I don’t even know how to start this post.
Late last night, I learned that one of my favorite bloggers passed away. Her blog, Confessions of an RA Superbitch, was funny, irreverent, and said so many of the things I’d love to be able to say. I don’t know the details of her death. A few months ago, she wrote that there was “some rather scary stuff happening with the RA.” Then one of her friends posted this week that she died peacefully at home with her husband and son. From this, I can only conclude that she died of RA complications.
This has really thrown me for a loop. When I read the news last night, I couldn’t stop crying. I didn’t know RA SB in person; I didn’t even know her real name. I’m not the type to cry when, for example, famous people die, or people I don’t know well. In general, I don’t cry much at all. So my emotional response was pretty intense and unexpected.

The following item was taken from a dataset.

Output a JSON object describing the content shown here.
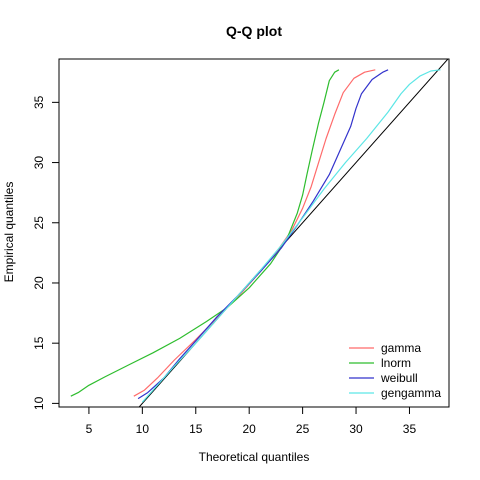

I think it’s pretty clear why. RA SB and I were close in age, both had young sons, both taught college. We commented on each other’s blogs because each of us tended to say things that resonated with the other. She even observed once that she, Rheumatoid Arthritis Guy, and I, who are all around the same age, seemed to experience flares around the same time. I related to her. I loved the spunky way she wrote about her illness. And the fact that she probably died of the same disease that I have is just too much for me to face right now. My heart is breaking for her husband and son. Her last post, back in April, broke my heart even then – it’s even harder to read now.
I will miss you, Superbitch. I don’t know what else to say.